Salve Regina steps into the competitive esports gaming world
With a new semester comes new opportunities for Salve Regina students, and spring 2022 marks the first time in which Salve Regina’s new esports team competed.
Salve Regina’s esports team is competing in the National Association of Collegiate Esports (NACE). NACE has three divisions: Varsity, Challenger and Open. Unlike Salve Regina’s Division III athletic teams who compete in regional conferences, esports is going up against schools up and down the East Coast, competing against schools as far away as South Arkansas and Florida.
Since the esports program is new, Salve Regina’s team is competing in the open division to gain experience and build their skills. If they perform well this season, they could go to nationals and play against schools from the Midwest and West Coast.
“The word ‘esports’ stands for ‘electronic sports,’” explained James Arcoleo ’23, a member of Salve Regina’s esports team. “So it’s basically any video game or online activity, but we play it competitively against other schools.”
The esports team competes in the newly renovated basement of Gerety Hall in the Esports Center and Lounge. The team mirrors the structure of Salve Regina’s athletic varsity programs, and they practice five days a week and compete in matches against other schools.
A typical practice entails players playing the game they chose to focus on for competition. Currently, the team is competing in the game “Call of Duty: Vanguard.” Players run game modes such as search and destroy and hard point. They play against each other to sharpen their skills and to have fun.
“We do actual training,” noted Erin Brandmeier, the new coach of Salve Regina’s esports team. “What we are doing is incorporating actual video game programs to work on skills.”
Brandmeier hopes to find a game this semester that will aid in communication and help work on teamwork, as well as how to have fun when playing.
Salve Regina’s esports team is making serious efforts to spread the word about their program and get the community involved. Through social media, the team is hoping to provide a way for students and the community to watch their matches online, and they are excited by the growing interests of Salve Regina’s staff members.
“The biggest thing to look for is the YouTube Channel and streaming on game days,” said Arcoleo. “We also want to start streaming practices as well.”
Brandmeier also noted that the varsity team is a serious commitment, and they are trying to market it like any other athletics team.
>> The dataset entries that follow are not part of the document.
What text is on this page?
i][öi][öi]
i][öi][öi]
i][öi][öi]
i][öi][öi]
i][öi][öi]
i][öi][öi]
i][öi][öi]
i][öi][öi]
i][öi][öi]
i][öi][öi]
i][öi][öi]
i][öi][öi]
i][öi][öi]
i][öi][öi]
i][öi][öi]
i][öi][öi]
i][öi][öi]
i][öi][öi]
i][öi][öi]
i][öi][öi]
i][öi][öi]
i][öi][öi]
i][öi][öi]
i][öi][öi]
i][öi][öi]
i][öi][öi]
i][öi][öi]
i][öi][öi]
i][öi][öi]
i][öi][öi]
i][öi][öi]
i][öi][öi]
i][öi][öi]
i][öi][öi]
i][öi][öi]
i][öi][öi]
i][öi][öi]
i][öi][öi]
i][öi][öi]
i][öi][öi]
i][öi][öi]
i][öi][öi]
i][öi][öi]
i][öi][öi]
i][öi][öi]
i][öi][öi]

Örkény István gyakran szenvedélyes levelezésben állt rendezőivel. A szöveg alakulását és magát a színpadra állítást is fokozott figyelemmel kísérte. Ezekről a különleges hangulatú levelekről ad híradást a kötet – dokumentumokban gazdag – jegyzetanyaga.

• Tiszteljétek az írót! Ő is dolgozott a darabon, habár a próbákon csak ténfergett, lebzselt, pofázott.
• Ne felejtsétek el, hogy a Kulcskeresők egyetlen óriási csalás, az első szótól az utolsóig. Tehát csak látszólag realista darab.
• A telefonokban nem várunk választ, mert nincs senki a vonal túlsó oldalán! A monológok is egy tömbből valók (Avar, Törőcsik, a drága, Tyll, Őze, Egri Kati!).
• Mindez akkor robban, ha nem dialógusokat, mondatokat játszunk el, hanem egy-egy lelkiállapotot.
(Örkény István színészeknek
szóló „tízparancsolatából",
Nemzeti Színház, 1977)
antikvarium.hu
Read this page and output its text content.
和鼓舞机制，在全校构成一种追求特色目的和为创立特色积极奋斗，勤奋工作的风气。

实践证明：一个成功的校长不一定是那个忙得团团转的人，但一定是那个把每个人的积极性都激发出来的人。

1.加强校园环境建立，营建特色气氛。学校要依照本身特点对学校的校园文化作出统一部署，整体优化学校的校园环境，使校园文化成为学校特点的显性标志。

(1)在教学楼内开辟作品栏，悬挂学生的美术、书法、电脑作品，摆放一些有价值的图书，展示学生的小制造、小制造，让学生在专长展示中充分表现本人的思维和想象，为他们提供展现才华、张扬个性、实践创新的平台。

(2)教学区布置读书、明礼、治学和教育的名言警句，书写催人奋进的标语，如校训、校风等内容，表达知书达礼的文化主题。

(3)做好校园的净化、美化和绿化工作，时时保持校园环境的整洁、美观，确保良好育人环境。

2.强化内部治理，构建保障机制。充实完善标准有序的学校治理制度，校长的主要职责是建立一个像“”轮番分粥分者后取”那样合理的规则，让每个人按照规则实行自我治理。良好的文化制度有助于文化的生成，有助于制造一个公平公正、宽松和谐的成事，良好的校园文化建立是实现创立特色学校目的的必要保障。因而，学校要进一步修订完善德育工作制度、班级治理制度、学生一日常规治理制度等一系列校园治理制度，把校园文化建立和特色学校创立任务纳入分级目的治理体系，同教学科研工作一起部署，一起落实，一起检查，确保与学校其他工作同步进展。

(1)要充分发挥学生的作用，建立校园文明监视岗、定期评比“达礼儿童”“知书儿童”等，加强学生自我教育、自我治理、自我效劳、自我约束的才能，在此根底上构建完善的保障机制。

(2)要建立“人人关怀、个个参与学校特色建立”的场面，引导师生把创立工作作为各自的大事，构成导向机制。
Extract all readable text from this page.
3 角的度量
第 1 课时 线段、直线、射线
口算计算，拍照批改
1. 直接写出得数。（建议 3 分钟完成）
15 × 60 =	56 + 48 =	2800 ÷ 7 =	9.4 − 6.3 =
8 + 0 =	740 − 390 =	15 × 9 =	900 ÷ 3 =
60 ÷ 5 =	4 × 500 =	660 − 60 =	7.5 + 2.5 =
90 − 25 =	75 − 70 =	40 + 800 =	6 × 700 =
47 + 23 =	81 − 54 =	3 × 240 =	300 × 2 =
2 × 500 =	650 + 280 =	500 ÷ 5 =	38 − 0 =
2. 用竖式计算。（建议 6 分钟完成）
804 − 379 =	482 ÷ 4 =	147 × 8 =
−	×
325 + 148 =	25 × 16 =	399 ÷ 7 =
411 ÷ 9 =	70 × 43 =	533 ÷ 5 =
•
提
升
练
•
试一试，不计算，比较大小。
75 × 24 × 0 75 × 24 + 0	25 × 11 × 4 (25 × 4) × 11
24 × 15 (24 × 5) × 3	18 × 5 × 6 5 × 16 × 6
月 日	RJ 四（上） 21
For those hesitant, the program is also working on creating a club team for those who are looking to have fun or are new to competitive gaming.
NACE currently places restrictions on games, limiting the team to what games they can compete with. The club will be open to accommodating any other games based on what the players want to play. Arcoleo pointed to Overwatch and League of Legends to name a few. While most players’ interests lie in first person shooter games so far, they are open to other fighting or strategy games — or even Nintendo games like Super Smash Bros if there is enough interest.
Future growth for the esports program entails getting another team competing in a new game, continuing the path on social media and networking, and creating platforms for individual players. These platforms would allow the esports team to gain recognition by NACE for possible scholarship opportunities or by professional eSports teams like Cloud 9.
“That would be a big end goal for us — to have our players get recognized by those luxury teams,” Brandmeier noted.
The opportunity for scholarships in the esports program is a little ways down the line for Salve Regina’s program, but it’s not far out of reach. With fundraising and successful competition in NACE, the team would be able to use scholarships for recruiting purposes and to support their athletes.
Salve Regina’s esports team currently has 11 team members, and the program is hoping to grow. If there are any current or prospective students who are interested in getting involved with esports, they can contact Brandmeier, the student players or simply stop by Gerety Hall. Match days are typically on Wednesdays, with one match beginning at 8:30 p.m. and the next at 9 p.m.
All students are welcome to stop by and learn about the program.
“We are super friendly, and we are always looking for new people,” Brandmeier emphasized. “We care more about a positive attitude and getting along with team members than anything else.”